Now what does smallest load mean exactly? Again, the only explanation I'm aware of is the somewhat vague AWS team response from 2009 to ELB Strategy:

ELB loosely keeps track of how many requests (or connections in the case of TCP) are outstanding at each instance. It does not monitor resource usage (such as CPU or memory) at each instance. ELB currently will round-robin amongst those instances that it believes has the fewest outstanding requests. [emphasis mine]

This makes a lot of sense concerning their system architecture and addressed use cases, but obviously doesn't provide the transparency and/or control of routing you may want or need for advanced HA scenarios.

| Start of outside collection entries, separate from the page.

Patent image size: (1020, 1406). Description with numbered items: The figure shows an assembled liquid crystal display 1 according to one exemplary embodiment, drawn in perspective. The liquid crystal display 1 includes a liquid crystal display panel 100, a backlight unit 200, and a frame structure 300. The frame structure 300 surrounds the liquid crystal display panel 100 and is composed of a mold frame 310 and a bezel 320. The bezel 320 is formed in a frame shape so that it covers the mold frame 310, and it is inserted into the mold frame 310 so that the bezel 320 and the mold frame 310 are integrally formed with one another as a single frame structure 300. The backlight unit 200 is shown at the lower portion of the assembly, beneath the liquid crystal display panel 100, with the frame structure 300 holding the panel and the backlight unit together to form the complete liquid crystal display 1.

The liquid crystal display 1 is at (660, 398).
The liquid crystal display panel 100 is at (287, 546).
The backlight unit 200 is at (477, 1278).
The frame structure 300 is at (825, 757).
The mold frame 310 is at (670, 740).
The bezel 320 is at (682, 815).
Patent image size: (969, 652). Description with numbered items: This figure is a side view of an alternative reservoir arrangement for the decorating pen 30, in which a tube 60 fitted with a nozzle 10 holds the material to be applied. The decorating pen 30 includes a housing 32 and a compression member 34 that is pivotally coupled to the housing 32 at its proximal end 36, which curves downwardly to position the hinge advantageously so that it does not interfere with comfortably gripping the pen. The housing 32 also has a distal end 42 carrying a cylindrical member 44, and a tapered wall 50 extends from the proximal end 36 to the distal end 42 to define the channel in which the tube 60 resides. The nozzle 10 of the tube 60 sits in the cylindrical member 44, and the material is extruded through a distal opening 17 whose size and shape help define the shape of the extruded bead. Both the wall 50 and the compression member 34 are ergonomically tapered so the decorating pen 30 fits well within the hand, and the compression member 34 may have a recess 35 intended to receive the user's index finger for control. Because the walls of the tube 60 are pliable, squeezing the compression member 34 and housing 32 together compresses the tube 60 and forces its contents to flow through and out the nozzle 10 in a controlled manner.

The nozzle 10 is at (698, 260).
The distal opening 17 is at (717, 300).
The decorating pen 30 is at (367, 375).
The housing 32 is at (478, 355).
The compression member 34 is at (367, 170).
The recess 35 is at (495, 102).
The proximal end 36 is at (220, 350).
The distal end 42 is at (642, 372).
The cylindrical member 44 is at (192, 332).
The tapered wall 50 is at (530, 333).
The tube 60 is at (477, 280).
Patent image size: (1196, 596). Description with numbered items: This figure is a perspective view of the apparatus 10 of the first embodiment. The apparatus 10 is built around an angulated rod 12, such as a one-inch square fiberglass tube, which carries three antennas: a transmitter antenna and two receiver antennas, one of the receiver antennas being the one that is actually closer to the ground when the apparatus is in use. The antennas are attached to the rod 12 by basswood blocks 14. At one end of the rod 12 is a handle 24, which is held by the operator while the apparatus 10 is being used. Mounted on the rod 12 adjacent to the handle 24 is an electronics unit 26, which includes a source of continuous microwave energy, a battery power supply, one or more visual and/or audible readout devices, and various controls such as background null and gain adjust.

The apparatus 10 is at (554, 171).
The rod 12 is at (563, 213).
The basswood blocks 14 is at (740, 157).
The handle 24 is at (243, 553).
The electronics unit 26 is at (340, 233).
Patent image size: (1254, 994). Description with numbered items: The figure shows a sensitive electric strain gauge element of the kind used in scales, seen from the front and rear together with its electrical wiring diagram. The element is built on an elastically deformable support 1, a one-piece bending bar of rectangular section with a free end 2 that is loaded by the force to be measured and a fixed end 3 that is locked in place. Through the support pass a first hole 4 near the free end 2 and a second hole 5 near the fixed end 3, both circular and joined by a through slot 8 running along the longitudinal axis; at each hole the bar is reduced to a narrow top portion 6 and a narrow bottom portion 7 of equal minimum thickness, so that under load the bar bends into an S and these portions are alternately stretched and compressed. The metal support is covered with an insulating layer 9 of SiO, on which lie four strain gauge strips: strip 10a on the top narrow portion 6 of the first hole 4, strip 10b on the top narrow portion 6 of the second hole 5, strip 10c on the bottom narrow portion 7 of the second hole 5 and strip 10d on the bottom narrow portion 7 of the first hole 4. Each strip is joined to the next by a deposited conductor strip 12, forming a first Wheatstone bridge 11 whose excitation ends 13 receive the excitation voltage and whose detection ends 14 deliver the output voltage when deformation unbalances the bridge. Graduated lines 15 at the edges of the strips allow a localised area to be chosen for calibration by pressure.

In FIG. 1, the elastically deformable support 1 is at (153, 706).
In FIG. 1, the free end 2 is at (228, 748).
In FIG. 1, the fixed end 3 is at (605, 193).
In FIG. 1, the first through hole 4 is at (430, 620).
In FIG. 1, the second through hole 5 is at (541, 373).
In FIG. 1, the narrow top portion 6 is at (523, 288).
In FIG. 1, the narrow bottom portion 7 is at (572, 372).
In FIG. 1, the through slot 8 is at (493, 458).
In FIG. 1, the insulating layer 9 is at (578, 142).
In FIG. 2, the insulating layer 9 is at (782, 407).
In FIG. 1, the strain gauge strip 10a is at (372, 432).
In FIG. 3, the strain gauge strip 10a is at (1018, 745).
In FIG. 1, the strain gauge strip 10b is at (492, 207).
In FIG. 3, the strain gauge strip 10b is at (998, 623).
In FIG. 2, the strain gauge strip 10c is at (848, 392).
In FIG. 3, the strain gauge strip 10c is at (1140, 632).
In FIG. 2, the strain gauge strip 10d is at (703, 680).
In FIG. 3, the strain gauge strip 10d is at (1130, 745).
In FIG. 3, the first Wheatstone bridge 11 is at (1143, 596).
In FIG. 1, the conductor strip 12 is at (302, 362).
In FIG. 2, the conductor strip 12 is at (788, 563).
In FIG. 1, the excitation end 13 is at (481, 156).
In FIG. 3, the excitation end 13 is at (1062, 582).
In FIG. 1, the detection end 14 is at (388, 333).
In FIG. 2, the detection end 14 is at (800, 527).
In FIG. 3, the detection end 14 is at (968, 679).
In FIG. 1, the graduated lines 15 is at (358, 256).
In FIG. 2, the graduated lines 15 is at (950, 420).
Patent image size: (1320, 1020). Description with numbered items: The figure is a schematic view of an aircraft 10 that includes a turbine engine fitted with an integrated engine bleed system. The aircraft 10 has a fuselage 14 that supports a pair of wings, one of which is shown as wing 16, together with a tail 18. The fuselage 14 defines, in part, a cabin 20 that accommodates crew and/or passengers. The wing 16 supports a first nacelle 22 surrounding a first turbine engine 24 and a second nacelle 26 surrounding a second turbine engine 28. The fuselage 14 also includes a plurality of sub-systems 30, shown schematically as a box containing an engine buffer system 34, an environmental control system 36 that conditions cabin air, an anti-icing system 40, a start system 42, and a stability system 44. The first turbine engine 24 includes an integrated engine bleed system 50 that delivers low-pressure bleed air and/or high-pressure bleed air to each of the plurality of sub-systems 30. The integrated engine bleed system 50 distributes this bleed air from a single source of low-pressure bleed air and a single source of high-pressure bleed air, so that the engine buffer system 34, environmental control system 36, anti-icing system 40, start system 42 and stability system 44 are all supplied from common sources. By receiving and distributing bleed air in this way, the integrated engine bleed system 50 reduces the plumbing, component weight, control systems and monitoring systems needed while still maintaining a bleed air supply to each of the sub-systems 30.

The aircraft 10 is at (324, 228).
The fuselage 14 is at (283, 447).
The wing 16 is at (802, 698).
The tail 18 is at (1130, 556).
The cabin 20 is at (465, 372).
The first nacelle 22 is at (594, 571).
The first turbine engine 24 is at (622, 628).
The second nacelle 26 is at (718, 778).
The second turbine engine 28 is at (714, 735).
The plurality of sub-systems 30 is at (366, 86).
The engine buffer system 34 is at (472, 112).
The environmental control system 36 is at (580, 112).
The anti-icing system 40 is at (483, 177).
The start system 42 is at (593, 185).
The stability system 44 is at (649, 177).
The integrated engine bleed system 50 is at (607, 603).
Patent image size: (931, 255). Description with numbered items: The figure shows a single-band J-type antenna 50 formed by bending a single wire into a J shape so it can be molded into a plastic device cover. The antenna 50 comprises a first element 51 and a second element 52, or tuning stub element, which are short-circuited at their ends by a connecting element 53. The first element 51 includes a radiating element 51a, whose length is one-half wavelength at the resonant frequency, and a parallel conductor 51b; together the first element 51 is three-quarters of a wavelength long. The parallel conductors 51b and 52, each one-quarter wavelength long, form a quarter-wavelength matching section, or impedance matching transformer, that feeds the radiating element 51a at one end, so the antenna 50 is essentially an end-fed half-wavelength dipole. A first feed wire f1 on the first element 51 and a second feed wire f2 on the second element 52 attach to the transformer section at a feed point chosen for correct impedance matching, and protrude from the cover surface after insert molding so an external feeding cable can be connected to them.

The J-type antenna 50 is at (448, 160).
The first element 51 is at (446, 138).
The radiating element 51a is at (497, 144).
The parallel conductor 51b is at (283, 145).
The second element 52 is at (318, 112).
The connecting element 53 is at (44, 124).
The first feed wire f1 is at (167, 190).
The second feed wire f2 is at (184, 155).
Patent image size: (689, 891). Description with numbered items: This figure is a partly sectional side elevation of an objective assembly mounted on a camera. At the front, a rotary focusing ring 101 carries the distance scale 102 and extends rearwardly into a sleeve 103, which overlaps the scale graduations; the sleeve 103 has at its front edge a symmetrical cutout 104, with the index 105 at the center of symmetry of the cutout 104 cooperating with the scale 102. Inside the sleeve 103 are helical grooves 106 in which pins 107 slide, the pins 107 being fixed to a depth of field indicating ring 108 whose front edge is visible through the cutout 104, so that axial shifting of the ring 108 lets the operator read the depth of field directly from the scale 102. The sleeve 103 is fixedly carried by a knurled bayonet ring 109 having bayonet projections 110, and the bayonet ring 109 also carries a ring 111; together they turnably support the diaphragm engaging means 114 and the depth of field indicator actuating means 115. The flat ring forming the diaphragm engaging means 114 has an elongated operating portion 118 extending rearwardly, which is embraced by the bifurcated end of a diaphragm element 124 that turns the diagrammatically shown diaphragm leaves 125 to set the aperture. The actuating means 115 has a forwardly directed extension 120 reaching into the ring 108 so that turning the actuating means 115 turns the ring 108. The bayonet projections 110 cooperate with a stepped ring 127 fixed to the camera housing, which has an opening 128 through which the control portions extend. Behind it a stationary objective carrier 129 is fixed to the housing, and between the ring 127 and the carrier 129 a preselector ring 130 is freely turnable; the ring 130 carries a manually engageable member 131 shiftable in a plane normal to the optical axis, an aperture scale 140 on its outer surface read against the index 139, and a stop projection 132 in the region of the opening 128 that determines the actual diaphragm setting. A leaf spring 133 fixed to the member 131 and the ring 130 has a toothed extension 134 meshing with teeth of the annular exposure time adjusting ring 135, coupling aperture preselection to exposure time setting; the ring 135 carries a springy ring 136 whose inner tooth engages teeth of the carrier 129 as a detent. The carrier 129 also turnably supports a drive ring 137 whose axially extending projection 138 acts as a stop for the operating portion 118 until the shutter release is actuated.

Please note that, depending on interpretation, this may or may not be contradicted a bit by a more recent AWS team response to Elastic Load Balancing - Load distribution policies:

Round-robin does come into play but the client sessions do not always honour TTL's or DNS caches so you can get skewed results and uneven distributions of requests. The ELB does not take into effect what traffic/requests instances have received to-date in there traffic routing decisions. [emphasis mine]

Health Checks

Of course, the above is amended with the properly documented, transparent and controllable health checks, which gives you some leverage to (potentially temporarily) remove instances from being included in routing in the first place, as summarized in the aforementioned AWS team response to ELB Strategy as well:

The load balancer monitors the health of your instances registered with your load balancer. When the load balancer detects a problem with an instance, it stops distributing traffic to it. When the instance is healthy again, the load balancer restarts distributing traffic to it. This process allows your application to automatically react to failed instances without your having to be involved beyond configuring the healthcheck.

Conclusion

While certainly unusual, I don't see why ELB shouldn't work with a pool of different Amazon EC2 instance types as well - I haven't tried this myself though and would recommend both, Monitoring Your Load Balancer Using CloudWatch as well as monitoring your individual EC2 instances and correlate the results in order to gain respective insight and confidence into such a setup eventually.


Based on the statements made up until now, the distribution algorithm is extremely simple.

The front-end of ELB is typically more-than-one ELB instance, and the distribution is round-robin.

The back-end (your instances) algo claims to be:

ELB loosely keeps track of how many requests (or connections in the case of TCP) are outstanding at each instance. It does not monitor resource usage (such as CPU or memory) at each instance. ELB currently will round-robin amongst those instances that it believes has the fewest outstanding requests.

This would infer that if a larger instance has less outstanding requests, then more traffic would be routed to them. There's no way to guarantee this.